Was there any hesitation accepting the position since you could be offending the very people you are going to be working with?
I have never really been a diplomatic person. I have always chosen to do what I want to.
My friendships won't be affected so long as they don't override my professional responsibilities.
What are the major issues that you are going to be dealing with in this position?
Television vulgarity is one of my major concerns. It is one issue that I have vehemently spoken about since I took over as the chairperson. The recent music videos have been the focus of my attention. Have you seen some of the recent music videos? They are atrocious and are made without any sense of responsibility.

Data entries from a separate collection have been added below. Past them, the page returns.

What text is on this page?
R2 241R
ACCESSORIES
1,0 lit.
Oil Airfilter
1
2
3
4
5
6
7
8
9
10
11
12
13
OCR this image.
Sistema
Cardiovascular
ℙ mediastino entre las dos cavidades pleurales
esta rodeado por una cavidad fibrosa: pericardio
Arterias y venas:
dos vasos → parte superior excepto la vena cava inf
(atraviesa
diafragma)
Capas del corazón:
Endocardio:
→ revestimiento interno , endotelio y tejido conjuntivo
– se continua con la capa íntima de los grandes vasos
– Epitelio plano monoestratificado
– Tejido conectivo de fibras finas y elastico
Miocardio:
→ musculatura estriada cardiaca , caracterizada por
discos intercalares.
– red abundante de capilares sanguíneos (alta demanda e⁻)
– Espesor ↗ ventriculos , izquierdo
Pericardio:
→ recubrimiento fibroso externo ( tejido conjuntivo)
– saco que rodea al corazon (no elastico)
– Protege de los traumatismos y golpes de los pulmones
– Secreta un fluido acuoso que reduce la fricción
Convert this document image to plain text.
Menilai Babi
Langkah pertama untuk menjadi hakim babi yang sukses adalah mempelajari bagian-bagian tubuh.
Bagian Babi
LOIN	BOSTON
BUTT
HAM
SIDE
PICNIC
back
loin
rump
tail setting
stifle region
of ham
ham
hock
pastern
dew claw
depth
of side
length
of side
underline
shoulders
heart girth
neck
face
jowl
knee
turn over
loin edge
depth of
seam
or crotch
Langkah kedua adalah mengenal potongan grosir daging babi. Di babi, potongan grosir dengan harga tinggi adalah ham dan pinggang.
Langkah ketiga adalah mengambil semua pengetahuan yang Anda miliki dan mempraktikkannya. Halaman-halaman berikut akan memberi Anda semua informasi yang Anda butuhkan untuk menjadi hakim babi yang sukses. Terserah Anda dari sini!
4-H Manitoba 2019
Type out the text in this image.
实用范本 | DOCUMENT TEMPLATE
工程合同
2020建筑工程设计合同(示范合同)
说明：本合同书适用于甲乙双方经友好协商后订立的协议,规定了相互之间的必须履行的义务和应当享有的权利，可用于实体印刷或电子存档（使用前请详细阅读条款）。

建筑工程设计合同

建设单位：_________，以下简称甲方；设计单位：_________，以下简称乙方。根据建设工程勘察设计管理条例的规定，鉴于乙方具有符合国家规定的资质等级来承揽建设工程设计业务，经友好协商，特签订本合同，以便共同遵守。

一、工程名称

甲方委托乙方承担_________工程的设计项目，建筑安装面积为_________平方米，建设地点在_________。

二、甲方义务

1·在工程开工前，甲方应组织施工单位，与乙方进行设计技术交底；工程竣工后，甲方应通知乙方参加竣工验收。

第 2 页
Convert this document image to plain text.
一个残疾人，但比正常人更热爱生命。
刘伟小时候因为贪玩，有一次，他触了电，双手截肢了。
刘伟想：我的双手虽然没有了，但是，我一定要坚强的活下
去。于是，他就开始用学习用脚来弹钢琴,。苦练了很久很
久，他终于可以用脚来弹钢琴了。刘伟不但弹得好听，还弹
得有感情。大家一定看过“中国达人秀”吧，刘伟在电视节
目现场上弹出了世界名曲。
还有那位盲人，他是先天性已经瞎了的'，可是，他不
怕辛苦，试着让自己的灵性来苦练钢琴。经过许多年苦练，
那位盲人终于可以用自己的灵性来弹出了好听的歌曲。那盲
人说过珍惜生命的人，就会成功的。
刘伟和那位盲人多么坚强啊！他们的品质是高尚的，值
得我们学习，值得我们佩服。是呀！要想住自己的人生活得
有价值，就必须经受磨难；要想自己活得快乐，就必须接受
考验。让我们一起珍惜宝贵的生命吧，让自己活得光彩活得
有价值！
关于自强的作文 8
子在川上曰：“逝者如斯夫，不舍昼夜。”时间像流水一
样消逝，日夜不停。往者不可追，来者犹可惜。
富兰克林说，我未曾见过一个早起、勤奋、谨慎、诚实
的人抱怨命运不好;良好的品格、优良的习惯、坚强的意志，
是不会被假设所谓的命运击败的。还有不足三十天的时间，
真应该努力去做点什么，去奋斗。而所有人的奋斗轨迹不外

Television is a family-oriented medium and should remain so. I am also against the television soap operas, where everybody seems to be sleeping around with everybody. We are now insistent that makers of music videos get a U-certificate from the censor board. And this really isn't an issue just in India. Even in the United States, after the Janet Jackson debacle, television censorship is a major ongoing debate. And I personally think it is fair. In cinema at least the person knows what he or she is getting into. He has seen the poster, the ad, he knows what to expect in the movie and then has the choice to make a conscious decision to watch the film. But television channels, at least in India, are not controlled. A ten or twelve-year-old kid can easily watch rated programs. So for me, this is a serious situation and I wanted to do something about it. That is why I have taken this unpopular position to speak out in favour of censorship, whether people like it or not.
Tell us about your work with children
There comes a time in everybody's life when you realize that there is more to life than just your work. Personally for me, the time when I suffered from Bell's Palsy, or what is commonly known as Facial Paralysis, was one such occasion. That was when I realized how blessed I was in so many ways and decided to give back to the society in my own small way. I teach speech therapy and drama to mentally challenged children. I also like spending time with them and for their cause. Working with children is one of the things that I really enjoy. I have done a television serial with kids: Say Na Something to Anupam Uncle. It felt great working on this show because all I needed to do was be honest. Children react to honesty. It isn't easy to con them. Through this show I did a show with mentally challenged children, with cancer patients and street children.
I feel that the children in big, cosmopolitan cities are at a disadvantage. When I was a kid, there was always somebody to answer my questions. But in today's fast-paced lives in nuclear families, nobody really has the time to answer children's' questions. That is why they form their own answers, which may not be right. When these children grow up, they have emotional and psychological problems. So spending time with children is extremely important.